Adjusting the output voltage.

The CS has a small ‘trimpot’ for setting the output voltage labelled VR1. This voltage is common to the mini-booster and DCC outputs. Apply power to the CS. Attach a voltmeter between the 0 (-) and + outputs of J5. Turn VR1 till the voltage is the desired value. For use as a booster, set to 12 to 14V. If driving a separate booster, 12V is recommended.

Attaching a booster.

The CS supplies a DCC signal which a positive waveform from 0V to V+, where V+ is the voltage set by VR1. Connect the external booster between the 0 and D terminals of J5. A suitable booster is the MERG NB1A or NB1B.

CAB wiring.

The CABs connect to the CBUS using 4 way RJ22 connectors. Connect the CS to the CBUS in the usual manner. J2 is a CBUS terminal block. A 5V supply (1 amp) is available on this TB but if the CBUS has a separate 5V supply, this should not be connected. If the CS is to be attached only to CABs, there must be a terminating resistor (68 ohms) across the CANH and CANL wires. This may be fitted at J2. The CABs are connected to the CBUS via a small adapter PCBs fitted with a RJ22 socket.

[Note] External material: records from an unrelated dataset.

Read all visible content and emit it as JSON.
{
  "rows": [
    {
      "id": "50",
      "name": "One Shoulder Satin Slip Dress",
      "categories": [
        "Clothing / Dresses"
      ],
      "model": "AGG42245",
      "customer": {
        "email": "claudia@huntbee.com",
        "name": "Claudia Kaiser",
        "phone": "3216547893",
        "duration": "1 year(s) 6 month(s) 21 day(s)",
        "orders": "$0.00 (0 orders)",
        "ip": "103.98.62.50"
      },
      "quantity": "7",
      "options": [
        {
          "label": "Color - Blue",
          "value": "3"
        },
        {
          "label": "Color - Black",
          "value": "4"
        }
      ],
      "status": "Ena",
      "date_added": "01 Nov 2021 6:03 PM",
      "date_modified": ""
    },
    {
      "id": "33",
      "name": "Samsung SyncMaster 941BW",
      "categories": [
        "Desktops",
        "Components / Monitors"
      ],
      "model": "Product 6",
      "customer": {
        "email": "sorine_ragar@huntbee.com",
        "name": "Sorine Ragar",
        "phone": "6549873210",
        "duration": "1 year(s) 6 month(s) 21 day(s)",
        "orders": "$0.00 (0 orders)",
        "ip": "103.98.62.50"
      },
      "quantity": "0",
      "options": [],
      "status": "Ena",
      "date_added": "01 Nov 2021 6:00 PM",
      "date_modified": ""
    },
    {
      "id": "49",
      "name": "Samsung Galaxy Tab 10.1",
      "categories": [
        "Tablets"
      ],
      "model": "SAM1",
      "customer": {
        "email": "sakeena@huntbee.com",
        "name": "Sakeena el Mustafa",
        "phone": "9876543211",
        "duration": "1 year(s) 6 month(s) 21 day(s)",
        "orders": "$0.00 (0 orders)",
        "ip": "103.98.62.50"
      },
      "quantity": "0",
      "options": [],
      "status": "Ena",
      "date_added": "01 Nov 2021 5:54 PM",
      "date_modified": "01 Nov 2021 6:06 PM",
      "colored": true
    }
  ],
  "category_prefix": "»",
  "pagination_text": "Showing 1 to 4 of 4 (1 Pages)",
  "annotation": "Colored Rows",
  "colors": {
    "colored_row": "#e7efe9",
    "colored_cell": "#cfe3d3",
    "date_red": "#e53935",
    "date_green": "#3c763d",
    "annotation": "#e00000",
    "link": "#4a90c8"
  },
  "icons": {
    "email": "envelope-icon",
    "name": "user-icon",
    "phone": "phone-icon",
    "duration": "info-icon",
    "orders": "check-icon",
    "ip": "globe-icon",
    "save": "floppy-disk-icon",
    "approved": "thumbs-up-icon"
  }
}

The bus wires may be soldered directly to this PCB or it may be fitted with a CBUS style terminal block (3.5mm spacing). Use of a TB allows easy ‘daisychaining’.

The CABs plug into the sockets using a standard ‘telephone handset’ cable – the sort used to connect telephone handsets to their bases, not the type that connects to the BT wall socket. Note: These cables are not a ‘one to one’ connection but are a ‘mirror image’ at each end. The wiring in the CABs allows for this. Do not use any other type of connection or the CABs may be damaged.